I wonder would America inflating its way out of its bad debts really work anyway ? I mean if the price of everything in dollars inflates, but wage increases don’t match this because of outsourcing/bad economy, then ordinary house owners are even in worse trouble… the size of their mortgage relative to their wages will not improve much.

It will work (eventually) - once you devalue the dollar (say 2x), you can give people high wages to pay for the now higher priced goods. The only thing which doesn’t nomially increase is their debts, which means they become relatively smaller vs both wages and the costs of other goods.

Of course, savers get shafted - but that’s pretty much the definition of inflation - robbing savers to reward borrowers.

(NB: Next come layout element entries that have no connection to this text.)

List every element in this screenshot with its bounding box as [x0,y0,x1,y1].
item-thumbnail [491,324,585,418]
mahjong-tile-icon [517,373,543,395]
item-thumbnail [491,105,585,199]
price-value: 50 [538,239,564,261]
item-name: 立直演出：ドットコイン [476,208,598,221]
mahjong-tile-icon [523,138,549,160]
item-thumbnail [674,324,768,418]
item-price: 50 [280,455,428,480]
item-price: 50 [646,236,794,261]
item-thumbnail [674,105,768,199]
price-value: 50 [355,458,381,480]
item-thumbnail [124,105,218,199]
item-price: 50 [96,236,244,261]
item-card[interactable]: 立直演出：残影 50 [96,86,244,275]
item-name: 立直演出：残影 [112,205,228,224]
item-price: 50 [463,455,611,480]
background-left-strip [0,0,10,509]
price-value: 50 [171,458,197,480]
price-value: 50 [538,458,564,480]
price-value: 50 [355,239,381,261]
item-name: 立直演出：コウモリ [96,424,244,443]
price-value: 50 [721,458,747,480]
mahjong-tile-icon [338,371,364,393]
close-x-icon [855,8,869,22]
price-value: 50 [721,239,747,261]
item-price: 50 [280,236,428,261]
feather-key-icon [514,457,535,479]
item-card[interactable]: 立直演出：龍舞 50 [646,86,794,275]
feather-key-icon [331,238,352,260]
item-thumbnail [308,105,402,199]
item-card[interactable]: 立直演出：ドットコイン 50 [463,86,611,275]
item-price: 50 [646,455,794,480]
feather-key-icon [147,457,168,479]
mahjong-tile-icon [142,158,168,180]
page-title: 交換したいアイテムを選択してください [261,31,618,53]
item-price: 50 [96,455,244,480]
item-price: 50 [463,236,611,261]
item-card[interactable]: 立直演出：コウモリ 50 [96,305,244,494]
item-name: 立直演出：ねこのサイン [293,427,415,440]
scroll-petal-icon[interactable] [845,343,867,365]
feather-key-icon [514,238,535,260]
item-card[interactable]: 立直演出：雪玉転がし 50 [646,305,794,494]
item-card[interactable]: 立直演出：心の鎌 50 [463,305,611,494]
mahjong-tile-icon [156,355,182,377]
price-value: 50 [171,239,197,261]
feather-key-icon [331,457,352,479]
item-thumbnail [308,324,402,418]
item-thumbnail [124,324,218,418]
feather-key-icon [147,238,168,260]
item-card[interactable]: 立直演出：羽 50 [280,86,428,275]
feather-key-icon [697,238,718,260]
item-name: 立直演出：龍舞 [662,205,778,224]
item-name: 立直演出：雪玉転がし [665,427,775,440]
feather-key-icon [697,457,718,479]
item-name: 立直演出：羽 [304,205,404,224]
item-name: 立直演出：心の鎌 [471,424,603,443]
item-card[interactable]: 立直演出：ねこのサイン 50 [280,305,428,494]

That’s the $64,000 question.

Some commentators think the administration and the Fed will attempt to inflate an incomes bubble in order to inflate away the damage and debt of the housing bubble.

Here’s my theory:

Like it or not, the US are in Iraq. And whatever about supporting them going in orginally, China et al have to support them now that they’re in there. Leaving Iraq in a vacuum creates all sorts of hypothetical scenarios, and not too many of them are good for the security of oil supply.

The US leaving Iraq with their tail between their legs is political egg on their faces, but it could be economically (and therefore possibly politically) catastrophic for Communist China.

The US has the potential to severely cut back on oil consumption without a massive economic hit - smaller cars for a start can do the same job as SUV’s, i.e. get you to work.

China doesn’t have the same flexibility because their oil consumption is in industry - and it’s more difficult to replace a factory with a more fuel-effficient model!

I don’t doubt that America can create high inflation, I just wonder if they can create high wage inflation over a sufficiently large proportion of the workforce. Obviously the public sector would be easy enough. But their huge services sector… which would be sensitive to recession… and manufacturing which is already hard-pressed by outsourcing… I suppose time will tell…


what is the world going to sell and produce if the americans have no cash to buy their stuff!!